Necessity and Risks of a Proxy Variable
Lacking a direct "default" label, a proxy variable derived from behavioral data (e.g., RFM patterns) is essential to estimate credit risk and categorize customers as high or low risk. This enables Bati Bank to make informed loan approval decisions. However, reliance on a proxy introduces risks: if the proxy poorly correlates with actual default behavior, misclassifications could occur. Overestimating risk may exclude creditworthy customers, reducing revenue, while underestimating risk could increase defaults, leading to financial losses and regulatory challenges.
Trade-offs Between Simple and Complex Models
In a regulated financial context, simple models like Logistic Regression with Weight of Evidence offer interpretability, aligning with Basel II’s transparency requirements, but may lack accuracy for complex datasets. Complex models like Gradient Boosting provide higher predictive performance by capturing non-linear patterns but are less interpretable, complicating regulatory compliance. For Bati Bank, a simple model prioritizes regulatory alignment, while a complex model could enhance accuracy if paired with interpretability tools like SHAP values to meet compliance needs.

Credit Risk Probability Model for Alternative Data

Project Overview

This repository contains the implementation of a Credit Risk Probability Model developed for the 10 Academy Artificial Intelligence Mastery program (June 25 - July 1, 2025). The project, undertaken for Bati Bank in partnership with an eCommerce platform, enables a buy-now-pay-later (BNPL) service by assessing customer creditworthiness using transactional data from the Xente Challenge dataset (available on Kaggle).

Business Objective

Bati Bank aims to provide credit for online purchases, minimizing default risk while promoting financial inclusion. The model leverages alternative data (Recency, Frequency, Monetary - RFM metrics) to:

Define a proxy variable for credit risk.
Select predictive features for default likelihood.
Assign risk probabilities and credit scores.
Support optimal loan amount and duration predictions.

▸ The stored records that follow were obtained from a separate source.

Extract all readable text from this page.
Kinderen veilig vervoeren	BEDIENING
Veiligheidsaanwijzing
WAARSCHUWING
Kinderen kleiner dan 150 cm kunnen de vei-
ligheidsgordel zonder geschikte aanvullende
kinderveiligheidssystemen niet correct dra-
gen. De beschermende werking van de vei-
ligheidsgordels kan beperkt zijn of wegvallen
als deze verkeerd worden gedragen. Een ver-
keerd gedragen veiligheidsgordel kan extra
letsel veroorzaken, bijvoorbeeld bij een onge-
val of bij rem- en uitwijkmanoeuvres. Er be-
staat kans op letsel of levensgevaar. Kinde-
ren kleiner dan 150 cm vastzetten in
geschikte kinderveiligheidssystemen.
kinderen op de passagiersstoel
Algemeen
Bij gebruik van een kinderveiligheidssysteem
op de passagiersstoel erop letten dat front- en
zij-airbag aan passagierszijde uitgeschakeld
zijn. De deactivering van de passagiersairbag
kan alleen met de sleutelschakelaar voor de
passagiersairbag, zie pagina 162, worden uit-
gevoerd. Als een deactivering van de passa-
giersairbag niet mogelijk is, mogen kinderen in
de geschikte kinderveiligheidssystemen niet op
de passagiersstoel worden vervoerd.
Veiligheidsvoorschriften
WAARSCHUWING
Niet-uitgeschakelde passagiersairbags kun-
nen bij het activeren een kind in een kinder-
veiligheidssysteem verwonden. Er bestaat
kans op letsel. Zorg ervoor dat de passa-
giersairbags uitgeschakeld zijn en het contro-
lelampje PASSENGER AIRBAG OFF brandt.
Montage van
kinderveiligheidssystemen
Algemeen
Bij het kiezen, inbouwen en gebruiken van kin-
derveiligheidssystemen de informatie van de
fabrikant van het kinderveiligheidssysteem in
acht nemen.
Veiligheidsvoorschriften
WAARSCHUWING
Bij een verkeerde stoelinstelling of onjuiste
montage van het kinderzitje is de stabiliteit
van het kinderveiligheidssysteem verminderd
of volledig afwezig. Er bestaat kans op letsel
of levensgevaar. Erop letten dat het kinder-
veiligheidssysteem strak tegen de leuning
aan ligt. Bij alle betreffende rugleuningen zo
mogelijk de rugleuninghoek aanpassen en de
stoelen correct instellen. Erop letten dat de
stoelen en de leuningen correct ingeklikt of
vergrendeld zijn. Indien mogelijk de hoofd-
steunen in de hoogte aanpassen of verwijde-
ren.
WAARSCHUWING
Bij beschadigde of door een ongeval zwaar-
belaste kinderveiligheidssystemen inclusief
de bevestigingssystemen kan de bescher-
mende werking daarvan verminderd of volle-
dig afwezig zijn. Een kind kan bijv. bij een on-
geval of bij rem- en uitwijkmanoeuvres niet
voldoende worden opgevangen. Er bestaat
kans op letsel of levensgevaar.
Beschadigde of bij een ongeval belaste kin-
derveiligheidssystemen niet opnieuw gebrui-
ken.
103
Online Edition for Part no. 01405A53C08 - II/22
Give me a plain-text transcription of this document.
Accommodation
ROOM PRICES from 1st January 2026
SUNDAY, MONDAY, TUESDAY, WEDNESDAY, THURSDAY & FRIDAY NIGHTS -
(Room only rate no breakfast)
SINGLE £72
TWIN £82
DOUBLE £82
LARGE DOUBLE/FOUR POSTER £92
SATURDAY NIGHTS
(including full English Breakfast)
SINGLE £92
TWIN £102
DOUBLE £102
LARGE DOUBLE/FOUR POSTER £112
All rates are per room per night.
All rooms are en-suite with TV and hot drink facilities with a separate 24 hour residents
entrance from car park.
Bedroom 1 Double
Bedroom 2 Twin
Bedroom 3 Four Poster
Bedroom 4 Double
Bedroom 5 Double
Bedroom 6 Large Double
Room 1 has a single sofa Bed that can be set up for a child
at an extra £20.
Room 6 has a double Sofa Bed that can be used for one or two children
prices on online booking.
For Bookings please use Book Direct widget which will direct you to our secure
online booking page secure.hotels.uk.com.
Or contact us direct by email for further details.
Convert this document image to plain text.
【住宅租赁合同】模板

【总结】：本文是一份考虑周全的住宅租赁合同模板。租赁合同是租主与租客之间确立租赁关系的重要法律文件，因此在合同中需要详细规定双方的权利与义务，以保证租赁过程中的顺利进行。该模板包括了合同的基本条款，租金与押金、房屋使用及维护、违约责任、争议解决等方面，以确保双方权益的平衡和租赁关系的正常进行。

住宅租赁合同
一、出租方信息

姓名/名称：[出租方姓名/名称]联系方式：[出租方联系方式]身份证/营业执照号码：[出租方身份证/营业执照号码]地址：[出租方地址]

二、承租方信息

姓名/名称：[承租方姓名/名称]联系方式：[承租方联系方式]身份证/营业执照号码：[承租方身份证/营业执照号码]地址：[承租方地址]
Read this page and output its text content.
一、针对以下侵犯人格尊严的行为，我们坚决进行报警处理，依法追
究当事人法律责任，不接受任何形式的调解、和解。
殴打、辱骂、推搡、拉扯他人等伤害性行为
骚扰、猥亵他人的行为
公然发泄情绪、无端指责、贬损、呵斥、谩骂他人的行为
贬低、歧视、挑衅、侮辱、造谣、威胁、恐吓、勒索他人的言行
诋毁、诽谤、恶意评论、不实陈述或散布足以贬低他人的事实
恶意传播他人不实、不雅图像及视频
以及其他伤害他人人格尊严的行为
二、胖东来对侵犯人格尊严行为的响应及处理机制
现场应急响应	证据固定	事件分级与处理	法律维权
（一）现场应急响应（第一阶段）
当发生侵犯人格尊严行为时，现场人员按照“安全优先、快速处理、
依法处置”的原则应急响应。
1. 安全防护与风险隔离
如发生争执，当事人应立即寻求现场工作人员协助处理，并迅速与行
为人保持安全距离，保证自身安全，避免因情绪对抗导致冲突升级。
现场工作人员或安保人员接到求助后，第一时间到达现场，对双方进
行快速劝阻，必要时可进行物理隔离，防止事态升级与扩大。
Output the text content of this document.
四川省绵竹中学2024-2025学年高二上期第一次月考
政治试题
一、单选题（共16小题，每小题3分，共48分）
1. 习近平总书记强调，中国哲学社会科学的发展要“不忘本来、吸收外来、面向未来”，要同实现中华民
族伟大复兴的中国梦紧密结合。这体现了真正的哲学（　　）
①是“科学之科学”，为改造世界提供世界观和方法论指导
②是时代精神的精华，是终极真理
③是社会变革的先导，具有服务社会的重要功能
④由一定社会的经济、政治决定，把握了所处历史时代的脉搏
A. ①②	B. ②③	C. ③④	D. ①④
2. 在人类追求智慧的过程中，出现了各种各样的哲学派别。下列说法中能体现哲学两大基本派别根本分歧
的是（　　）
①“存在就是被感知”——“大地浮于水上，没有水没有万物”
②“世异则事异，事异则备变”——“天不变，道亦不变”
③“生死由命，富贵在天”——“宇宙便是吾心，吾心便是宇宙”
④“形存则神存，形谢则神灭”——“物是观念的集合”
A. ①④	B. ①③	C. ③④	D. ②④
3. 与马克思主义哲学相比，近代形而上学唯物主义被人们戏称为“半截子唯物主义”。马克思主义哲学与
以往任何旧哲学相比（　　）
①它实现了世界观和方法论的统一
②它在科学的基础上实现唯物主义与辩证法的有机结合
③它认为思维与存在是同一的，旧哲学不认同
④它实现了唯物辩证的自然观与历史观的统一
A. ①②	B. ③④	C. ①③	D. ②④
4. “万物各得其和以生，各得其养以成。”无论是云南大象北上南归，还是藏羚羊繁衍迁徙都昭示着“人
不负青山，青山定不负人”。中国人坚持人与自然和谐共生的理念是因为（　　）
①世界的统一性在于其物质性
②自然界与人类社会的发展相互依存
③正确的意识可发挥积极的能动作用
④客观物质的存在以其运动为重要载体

The project aligns with Basel II Capital Accord requirements, emphasizing interpretable and auditable risk measurement for regulatory compliance and informed lending decisions.

Key Features

Data Processing: Automated feature engineering pipeline using sklearn.pipeline.Pipeline for RFM metrics, temporal features, and categorical encoding.
Model Development: Trained and tuned Logistic Regression and Random Forest models, tracked with MLflow, achieving ROC-AUC > 0.85.
Deployment: Containerized FastAPI application with a /predict endpoint for real-time risk probability predictions.
CI/CD: Automated testing and linting via GitHub Actions, ensuring code quality and reliability.
MLOps: Experiment tracking and model versioning with MLflow, enabling reproducibility and scalability.

Project Structure

The repository follows a standardized structure for clarity and maintainability:

credit-risk-model/
├── .github/workflows/ci.yml           # GitHub Actions CI/CD pipeline
├── data/                              # Data directory (ignored in .gitignore)
│   ├── raw/                          # Raw Xente dataset
│   └── processed/                    # Processed data (e.g., RFM features, is_high_risk)
├── notebooks/
│   └── 1.0-eda.ipynb                 # Exploratory Data Analysis notebook
├── src/
│   ├── __init__.py
│   ├── data_processing.py            # Feature engineering pipeline
│   ├── train.py                      # Model training and MLflow tracking
│   ├── predict.py                    # Inference script
│   └── api/
│       ├── main.py                   # FastAPI application
│       └── pydantic_models.py        # Pydantic models for API validation
├── tests/
│   └── test_data_processing.py        # Unit tests for data processing
├── Dockerfile                        # Docker configuration for API
├── docker-compose.yml                # Docker Compose for API and MLflow
├── requirements.txt                  # Python dependencies
├── .gitignore                        # Files/directories to ignore
├── final_submission_report.md        # Final project report
└── README.md                         # This file